Two Polyhedral Garnet Weights

West Africa

19th century

weights: 174g and 127g; diameters: approximately 5cm and 4cm

Each of these stones is a single, naturally occurring crystal; their polyhedral shape being one of the natural states in which garnet crystals are found. (The word ‘garnet’ comes from the Latin ‘granatum’ meaning seed-like for the resemblance to pomegranate seeds.) Both have a great deal of patina from handling, consistent with their probably use as game counters or perhaps personal weights.

Personal weights were used in Ghana and elsewhere in West Africa. Principally, small weights were used to weigh gold dust which became the currency used to settle everyday transactions. Each party to any transaction would typically use their own weights. The negotiating process not only would include the cost in gold dust of the items being transacted over but also a comparison of weights, debate over the scales used and the purity of the gold dust (gold often was adulterated with brass filings). Even transactions as rudimentary as buying vegetables in a street market necessitated this process.

Gold weights were cast in brass or bronze but also were fashioned from other materials. Dried berries also sufficed as gold weights.
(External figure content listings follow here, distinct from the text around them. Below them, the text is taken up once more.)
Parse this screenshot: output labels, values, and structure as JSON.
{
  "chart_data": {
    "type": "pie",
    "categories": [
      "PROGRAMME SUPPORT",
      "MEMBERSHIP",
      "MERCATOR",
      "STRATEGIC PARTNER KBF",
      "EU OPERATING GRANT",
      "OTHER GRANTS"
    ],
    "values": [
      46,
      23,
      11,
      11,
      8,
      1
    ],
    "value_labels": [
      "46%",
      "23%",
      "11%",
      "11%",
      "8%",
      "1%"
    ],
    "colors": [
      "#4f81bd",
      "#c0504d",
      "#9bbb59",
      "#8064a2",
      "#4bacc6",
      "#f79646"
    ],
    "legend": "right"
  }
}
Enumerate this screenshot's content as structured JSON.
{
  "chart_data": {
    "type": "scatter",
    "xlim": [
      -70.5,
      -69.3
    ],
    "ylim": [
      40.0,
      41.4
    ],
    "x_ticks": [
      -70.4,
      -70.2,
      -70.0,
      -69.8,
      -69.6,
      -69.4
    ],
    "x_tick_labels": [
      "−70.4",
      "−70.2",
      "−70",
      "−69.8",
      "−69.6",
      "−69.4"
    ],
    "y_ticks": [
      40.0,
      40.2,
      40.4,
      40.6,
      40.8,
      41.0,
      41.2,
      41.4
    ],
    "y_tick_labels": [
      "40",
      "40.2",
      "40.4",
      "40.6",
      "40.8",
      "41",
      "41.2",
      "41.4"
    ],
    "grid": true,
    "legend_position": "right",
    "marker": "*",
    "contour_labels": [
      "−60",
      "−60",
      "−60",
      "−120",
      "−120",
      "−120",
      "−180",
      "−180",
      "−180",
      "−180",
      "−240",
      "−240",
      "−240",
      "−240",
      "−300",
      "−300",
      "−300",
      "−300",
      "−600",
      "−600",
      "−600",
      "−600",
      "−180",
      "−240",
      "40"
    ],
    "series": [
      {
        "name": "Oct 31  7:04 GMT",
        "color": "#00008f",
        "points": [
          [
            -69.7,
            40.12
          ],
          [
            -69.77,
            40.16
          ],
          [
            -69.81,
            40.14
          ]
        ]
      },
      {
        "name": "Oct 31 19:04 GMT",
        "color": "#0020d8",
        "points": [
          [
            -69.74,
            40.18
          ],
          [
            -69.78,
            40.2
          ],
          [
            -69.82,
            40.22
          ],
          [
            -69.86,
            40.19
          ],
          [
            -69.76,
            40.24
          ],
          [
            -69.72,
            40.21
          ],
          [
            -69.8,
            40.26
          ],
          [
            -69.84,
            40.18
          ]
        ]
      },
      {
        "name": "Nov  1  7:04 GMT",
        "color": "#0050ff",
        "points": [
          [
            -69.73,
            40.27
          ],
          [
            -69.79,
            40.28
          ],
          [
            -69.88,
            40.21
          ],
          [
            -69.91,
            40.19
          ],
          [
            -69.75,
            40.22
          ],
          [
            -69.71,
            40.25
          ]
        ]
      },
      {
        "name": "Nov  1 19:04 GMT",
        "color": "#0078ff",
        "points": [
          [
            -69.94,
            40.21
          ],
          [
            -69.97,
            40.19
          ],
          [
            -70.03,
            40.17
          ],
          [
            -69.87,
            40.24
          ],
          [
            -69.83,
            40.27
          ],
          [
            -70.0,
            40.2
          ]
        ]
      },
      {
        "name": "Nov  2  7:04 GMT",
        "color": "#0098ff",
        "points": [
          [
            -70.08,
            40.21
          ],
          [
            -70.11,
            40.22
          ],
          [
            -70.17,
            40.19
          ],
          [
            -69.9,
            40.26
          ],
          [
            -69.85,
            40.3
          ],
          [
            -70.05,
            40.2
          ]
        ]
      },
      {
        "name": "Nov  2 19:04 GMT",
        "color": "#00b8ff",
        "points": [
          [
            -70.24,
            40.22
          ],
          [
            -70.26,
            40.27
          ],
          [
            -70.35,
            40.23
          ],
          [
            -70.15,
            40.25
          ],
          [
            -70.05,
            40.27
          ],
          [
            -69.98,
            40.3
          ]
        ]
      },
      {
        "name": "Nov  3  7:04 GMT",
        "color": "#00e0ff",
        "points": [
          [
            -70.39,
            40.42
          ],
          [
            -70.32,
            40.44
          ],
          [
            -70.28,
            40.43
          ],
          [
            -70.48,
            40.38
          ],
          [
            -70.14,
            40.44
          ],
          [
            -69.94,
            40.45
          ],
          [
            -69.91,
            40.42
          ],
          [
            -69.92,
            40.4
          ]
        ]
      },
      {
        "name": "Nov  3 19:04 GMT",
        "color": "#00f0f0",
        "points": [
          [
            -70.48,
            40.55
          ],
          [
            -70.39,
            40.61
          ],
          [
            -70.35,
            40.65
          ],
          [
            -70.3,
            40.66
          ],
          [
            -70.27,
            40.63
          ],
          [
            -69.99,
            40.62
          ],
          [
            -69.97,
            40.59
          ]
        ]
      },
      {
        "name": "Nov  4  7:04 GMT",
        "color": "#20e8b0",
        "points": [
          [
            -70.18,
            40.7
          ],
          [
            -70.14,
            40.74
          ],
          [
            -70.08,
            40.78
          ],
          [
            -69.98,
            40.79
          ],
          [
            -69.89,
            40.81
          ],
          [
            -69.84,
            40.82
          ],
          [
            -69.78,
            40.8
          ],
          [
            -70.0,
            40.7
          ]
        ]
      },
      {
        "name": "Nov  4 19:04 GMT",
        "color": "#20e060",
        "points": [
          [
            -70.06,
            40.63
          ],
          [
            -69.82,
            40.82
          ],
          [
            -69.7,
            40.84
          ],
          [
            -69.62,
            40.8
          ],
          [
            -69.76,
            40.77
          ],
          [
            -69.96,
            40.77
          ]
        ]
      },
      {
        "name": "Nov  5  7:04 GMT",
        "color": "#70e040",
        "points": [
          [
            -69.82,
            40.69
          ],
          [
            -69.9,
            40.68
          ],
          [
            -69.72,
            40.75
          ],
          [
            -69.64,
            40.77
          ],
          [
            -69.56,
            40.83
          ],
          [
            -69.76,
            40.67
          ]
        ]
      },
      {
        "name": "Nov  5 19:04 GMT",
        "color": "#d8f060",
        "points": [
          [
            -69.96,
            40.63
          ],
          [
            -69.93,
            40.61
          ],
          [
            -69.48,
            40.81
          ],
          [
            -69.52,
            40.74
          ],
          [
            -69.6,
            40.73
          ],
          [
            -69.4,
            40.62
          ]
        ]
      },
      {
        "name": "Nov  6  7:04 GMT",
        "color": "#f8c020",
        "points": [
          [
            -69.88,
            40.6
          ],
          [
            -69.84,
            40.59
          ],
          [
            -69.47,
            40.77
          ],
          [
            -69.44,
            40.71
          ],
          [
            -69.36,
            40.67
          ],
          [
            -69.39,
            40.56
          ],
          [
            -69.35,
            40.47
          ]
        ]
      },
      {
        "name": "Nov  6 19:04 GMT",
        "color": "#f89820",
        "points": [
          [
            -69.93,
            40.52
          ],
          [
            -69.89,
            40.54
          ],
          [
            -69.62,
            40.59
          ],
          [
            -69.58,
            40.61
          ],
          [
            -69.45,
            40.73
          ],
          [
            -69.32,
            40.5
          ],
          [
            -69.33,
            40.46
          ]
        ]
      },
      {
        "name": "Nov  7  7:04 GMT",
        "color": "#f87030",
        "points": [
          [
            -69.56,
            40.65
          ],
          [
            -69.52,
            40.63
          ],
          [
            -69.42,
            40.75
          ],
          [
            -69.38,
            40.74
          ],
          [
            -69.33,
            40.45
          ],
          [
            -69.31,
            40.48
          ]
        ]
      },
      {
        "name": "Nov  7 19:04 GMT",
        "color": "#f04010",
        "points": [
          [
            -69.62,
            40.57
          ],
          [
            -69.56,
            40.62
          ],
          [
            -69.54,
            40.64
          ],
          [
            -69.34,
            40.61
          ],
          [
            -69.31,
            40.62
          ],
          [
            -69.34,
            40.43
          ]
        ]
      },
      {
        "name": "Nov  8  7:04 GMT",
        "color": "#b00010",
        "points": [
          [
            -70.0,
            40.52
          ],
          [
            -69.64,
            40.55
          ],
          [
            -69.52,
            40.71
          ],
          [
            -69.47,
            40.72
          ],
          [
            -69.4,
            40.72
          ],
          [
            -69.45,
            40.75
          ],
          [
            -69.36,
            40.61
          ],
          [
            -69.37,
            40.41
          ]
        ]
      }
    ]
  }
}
They were used by the Akan who occupy a large part of West Africa including parts of Ghana and the Ivory Coast and include many sub-ethnic groups such as the Baule and the Asante. Gold became an important commodity which gave rise to Ghana’s old colonial name of the Gold Coast. The region was known as the Gulf of Guinea and in England, a gold coin worth twenty-one shillings became known as a guinea (Philiips, 2010).

References

Phillips, T., African Goldweights: Miniature Sculptures from Ghana 1400-1900, Edition Hansjorg Mayer, 2010.